Old stone walls: it was the mortar inside the wall I was thinking of.
And I wasn't suggesting that they made the mortar loose, but to my mind loose mortar is better than a hole...

dpack wrote:
defending their nest can have issues,depending on the culture of the hive they can claim anything from a few feet to quite a few metres.if their defended area includes paths,garden etc there can be a conflict of interest.

The entrance was high up on the wall and I don't think the window nearby opens.

dpack



Joined: 02 Jul 2005
Posts: 32592
Location: yes
PostPosted: Wed Jun 08, 16 9:44 pm    Post subject: Reply with quote    

high up is good unless you are a window cleaner

Hairyloon



Joined: 20 Nov 2008
Posts: 14556
Location: Today I are mostly being in Yorkshire.
PostPosted: Wed Jun 08, 16 10:32 pm    Post subject: Reply with quote    

dpack wrote:
high up is good unless you are a window cleaner

I think they nearly all use magic poles these days.

onemanband



Joined: 26 Dec 2010
Posts: 1449
Location: NCA90
PostPosted: Wed Jun 08, 16 10:54 pm    Post subject: Reply with quote    

Hairyloon wrote:
....... but to my mind loose mortar is better than a hole...


Yeh bees making holes in your mortar isn't good, but if the mortar is as weak as an earth bank (the bees equivalent natural home) then you've likely got other problems and further degradation will still occur without help from the bees.

Mistress Rose



Joined: 21 Jul 2011
Posts: 8420

PostPosted: Thu Jun 09, 16 5:43 am    Post subject: Reply with quote    

Bees will take up residence in cavity walls, which are pretty common round here because we have a lot of brick built, double skin with cavity houses. Beekeepers can't do anything, so if you want to get rid of them I am afraid it is a case of killing them, so we usually advise living with them. If it is a solid stone wall, or rubble filled, I don't think they are likely to be honey bees, as they prefer a hole to nest in.

Hairyloon



Joined: 20 Nov 2008
Posts: 14556
Location: Today I are mostly being in Yorkshire.
PostPosted: Fri Jun 10, 16 3:50 pm    Post subject: Reply with quote    

Mistress Rose wrote:
If it is a solid stone wall, or rubble filled, I don't think they are likely to be honey bees, as they prefer a hole to nest in.

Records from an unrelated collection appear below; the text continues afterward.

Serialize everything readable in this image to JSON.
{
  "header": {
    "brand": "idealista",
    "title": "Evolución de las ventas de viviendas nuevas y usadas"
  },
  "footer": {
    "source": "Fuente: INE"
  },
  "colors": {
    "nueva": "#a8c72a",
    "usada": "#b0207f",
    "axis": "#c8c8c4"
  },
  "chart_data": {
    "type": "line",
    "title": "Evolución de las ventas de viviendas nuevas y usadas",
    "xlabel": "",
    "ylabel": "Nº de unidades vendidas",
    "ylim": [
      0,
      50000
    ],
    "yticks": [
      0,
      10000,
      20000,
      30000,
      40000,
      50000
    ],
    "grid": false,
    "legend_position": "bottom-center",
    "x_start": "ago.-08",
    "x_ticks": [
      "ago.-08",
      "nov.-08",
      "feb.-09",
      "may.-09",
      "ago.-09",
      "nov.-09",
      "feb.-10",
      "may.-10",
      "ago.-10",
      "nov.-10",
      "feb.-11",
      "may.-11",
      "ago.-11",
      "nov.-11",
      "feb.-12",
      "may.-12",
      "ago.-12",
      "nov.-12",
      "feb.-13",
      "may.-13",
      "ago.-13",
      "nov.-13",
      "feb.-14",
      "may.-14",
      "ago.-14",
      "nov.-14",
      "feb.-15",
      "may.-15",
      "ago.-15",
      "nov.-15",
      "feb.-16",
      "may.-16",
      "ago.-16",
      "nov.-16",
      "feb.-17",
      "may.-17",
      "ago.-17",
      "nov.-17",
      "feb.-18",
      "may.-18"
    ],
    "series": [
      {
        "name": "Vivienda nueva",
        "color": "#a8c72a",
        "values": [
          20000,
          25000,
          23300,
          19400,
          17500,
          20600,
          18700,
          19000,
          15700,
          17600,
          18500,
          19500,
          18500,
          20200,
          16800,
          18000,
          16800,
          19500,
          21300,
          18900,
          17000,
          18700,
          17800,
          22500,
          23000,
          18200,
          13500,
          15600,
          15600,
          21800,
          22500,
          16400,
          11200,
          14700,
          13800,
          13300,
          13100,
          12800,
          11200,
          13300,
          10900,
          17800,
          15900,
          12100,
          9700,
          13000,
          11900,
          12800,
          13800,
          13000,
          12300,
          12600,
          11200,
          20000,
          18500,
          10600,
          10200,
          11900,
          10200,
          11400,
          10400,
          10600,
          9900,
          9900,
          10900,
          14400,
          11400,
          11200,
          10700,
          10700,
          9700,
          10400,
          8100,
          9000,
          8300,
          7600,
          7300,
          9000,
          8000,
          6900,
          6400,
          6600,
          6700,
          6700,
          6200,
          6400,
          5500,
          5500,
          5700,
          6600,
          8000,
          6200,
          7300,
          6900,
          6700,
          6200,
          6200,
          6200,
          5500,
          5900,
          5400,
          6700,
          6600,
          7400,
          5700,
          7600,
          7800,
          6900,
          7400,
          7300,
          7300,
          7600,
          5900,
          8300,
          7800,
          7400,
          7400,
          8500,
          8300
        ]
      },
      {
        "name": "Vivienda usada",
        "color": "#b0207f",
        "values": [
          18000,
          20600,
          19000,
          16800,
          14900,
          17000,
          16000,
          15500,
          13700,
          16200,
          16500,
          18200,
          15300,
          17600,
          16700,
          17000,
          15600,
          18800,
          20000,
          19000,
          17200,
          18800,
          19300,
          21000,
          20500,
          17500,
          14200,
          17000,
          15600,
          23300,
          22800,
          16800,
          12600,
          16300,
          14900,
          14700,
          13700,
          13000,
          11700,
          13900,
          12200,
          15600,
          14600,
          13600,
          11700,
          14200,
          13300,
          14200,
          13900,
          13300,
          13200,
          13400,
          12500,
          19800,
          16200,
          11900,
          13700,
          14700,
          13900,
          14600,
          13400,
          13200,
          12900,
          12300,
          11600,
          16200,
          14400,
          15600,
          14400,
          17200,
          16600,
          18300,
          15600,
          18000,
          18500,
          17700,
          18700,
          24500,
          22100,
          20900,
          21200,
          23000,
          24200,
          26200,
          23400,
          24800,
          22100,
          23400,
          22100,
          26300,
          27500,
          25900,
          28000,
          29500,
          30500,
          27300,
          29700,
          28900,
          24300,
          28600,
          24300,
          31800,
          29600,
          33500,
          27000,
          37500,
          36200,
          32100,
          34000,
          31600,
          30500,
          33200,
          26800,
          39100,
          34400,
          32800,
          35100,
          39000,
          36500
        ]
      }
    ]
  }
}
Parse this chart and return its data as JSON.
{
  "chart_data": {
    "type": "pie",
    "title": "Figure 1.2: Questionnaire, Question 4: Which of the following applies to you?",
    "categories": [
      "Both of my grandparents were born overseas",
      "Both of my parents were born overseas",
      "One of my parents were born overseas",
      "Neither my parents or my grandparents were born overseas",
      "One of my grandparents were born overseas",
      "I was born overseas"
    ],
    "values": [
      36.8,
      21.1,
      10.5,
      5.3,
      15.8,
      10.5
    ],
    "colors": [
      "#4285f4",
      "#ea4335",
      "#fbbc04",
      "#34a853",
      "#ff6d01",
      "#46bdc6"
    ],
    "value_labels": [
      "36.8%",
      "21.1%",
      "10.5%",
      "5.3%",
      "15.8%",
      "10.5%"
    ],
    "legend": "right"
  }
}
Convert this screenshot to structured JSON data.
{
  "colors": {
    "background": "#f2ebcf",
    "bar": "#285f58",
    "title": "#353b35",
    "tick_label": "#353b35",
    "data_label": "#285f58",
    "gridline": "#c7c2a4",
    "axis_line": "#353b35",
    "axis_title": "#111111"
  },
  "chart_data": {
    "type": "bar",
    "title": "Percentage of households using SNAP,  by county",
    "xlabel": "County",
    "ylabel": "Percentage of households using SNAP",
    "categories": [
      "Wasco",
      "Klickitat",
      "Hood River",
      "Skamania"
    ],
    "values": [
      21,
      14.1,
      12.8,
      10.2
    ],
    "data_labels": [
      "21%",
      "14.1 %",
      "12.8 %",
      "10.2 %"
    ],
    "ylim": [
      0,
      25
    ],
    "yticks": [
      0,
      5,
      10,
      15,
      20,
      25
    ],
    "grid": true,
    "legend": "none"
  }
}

I will freely admit that I am not an expert, but the nearby window gave a pretty good view and they looked very much like honey bees to me.

Tavascarow



Joined: 06 Aug 2006
Posts: 8399
Location: South Cornwall
PostPosted: Sun Jun 12, 16 5:21 am    Post subject: Reply with quote    

If you have a large honey bee colony in your building & they die out or get poisoned any uncapped stores left will ferment & grow mould.
Which can cause localised mould spots on ceilings & plasterboard walls.
When a colony is thriving they pose little risk.
Pest control firms are happy to spray insecticide. But I've never heard of any that will take down a ceiling & remove all traces of occupancy. If they don't the above issue could be a problem although usually the smell of brood comb just attracts another swarm to the spot.